Am Mittwoch, 21. Dezember 2005 16:30 schrieben Sie:
> Hello Daniel,
>
> Wednesday, December 21, 2005, 5:20:18 PM, you wrote:
>
> DF> ordinarily, on my computer, your version of straightforward is 10-15%
> faster DF> than KMP (search-patterns are now supplied on the command line
> -- which has DF> no big impact;
>
> of course. the search pattern can be compiled into the search
> algorithm just at the time of program execution. just for example, if
> you have code
>
> main = do [x] <- getArgs
>           y <- return $ map (\n -> fac $ read x) [1..10^6]
>
> then `fac $ read x` will be computed just one time. in this time, if
> your perform many searches with the same pattern - compiler must
> initialize array just one time and use it for all searches
>
Errrh, what here? If I want to replace each occurence of a pattern within a 
String, of course I want the arrays built only once, destroying and 
rebuilding them would be deliberate stupidity, that can't be your point, 
certainly.
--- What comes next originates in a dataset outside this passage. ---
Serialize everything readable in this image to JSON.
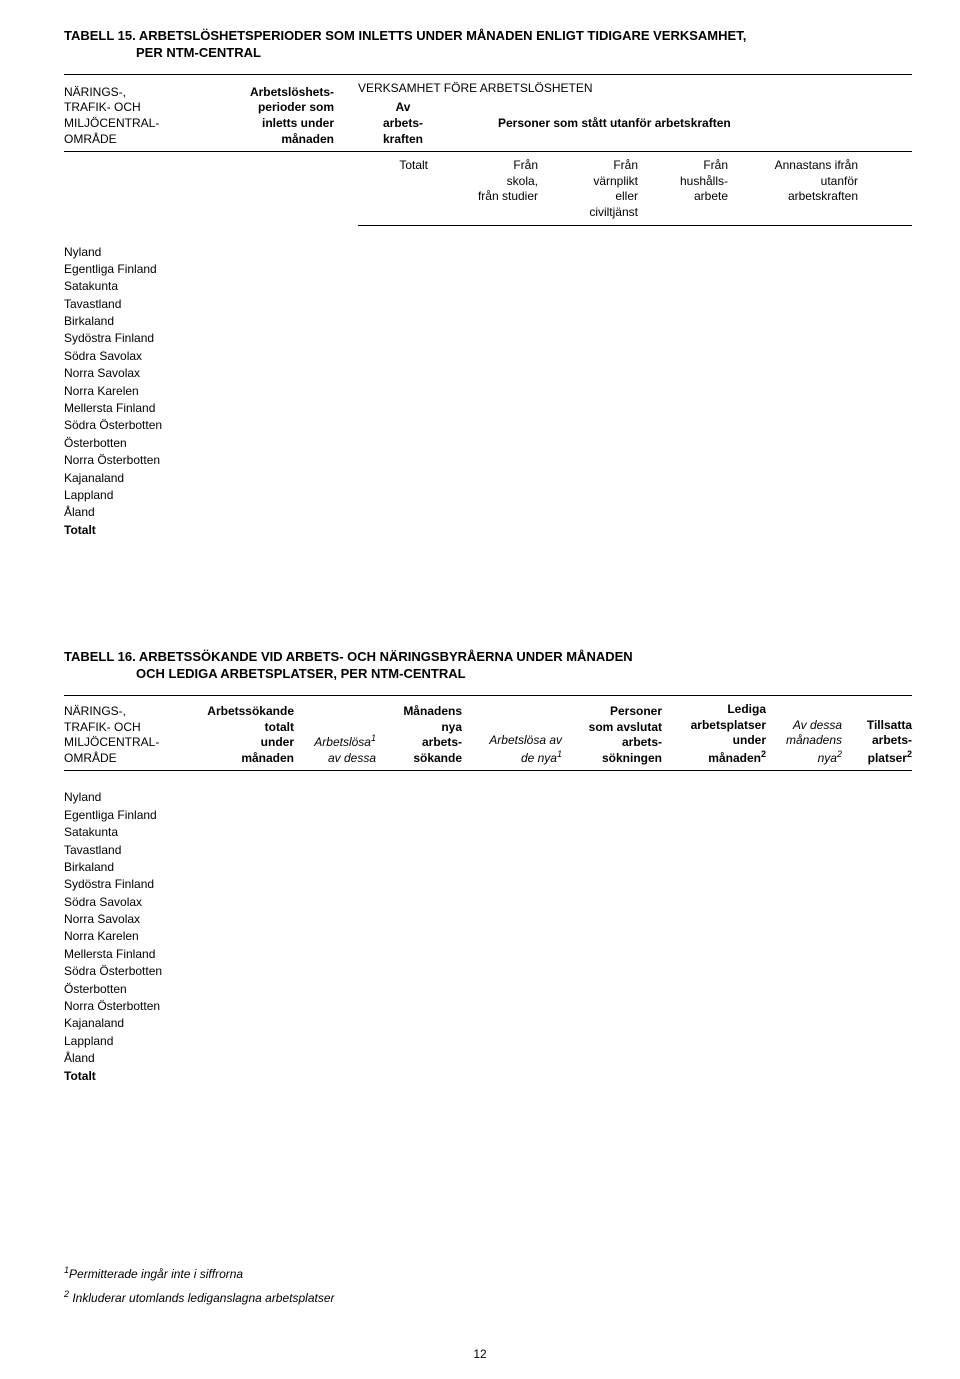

And also if we interactively search and replace, as in an editor, 
we'd hold on to the arrays until we get the message 'no more of that, next 
pattern'.

>
> DF> searched string is " able sea..."; all compiled with -O2;
> DF> NOINLINE makes no difference -- at least with optimisations on --
>
> why? i think that is the right way to check speed of optimized program
> without pre-compiling search pattern to search/replace algorithm at
> runtime
? What has NOINLINE to do with precompiling the search pattern?
BTW, I think, the KMP-algorithm is too large to be inlined anyway (maybe, if 
we explicitly asked for it), so I wouldn't expect any NOINLINE-effect in the 
first place.

And about RunTimeCompilation, I don't quite understand the Wiki-page, what I 
imagined might be the point there is that, if I know the search pattern 
before, I might import the general algorithm, write a function
searchReplacePattern = searchReplace "pattern"
and the arrays might then be built at compile-time and included in the object 
code -- but I've no idea whether compilers are clever enough to do that (I 
believe it should be possible to write compilers which would do that, but is 
it worth the trouble -- or is that sort of optimisation easy and routinely 
done?) -- but why that would be called RunTimeCompilation, I cannot imagine.
So then, the thing that might make a difference, would be not to give the 
search pattern at compile-time, which I did. Of course, since we search a 
long String, the time needed to build the arrays is minute in relation to the 
time needed to traverse the String, but in the more realistic situation of a 
shorter String (50 kB instead of 48 MB), it would be significant.
>
> DF> ; without optimisations, KMP suffers far worse than straightforward).
>
> this test is meaningless

Well, it's not really a test for the algorithm, but for ghc's optimiser and 
I've forgotten the exact numbers, but KMP compiled without optimisation is 
much much, much slower than with -O2, so the optimiser does a really great 
job.
>
> >> KMP is O(m) while straightforward is O(m*n).
>
> DF> Where m is the length of the input and n is the length of the
> searched-for DF> pattern, I think?
> DF> But these are worst-case complexities, I believe, ordinarily,
> straightforward DF> will be O(m), too.
>
> and have longer init time (and take more space), so on typical
> searches it will be worser than trivial algorithm

I believe you've misread here. I'm saying that while the worst case complexity 
for the straighforward (or trivial) algorithm is O(n*m) -- as witnessed by my 
test, which was deliberately designed to be baaaaad for that --, usually, in 
most real situations, that will have O(m) complexity, too.
And I -- like you -- believe that for typical searches the straightforward 
algorithm will be faster (at least with a clever implementation, like yours).

Cheers,
Daniel

P.S.: I'd really appreciate another attempt at explaining RunTimeCompilation 
to me (might well be an URL of a paper or something).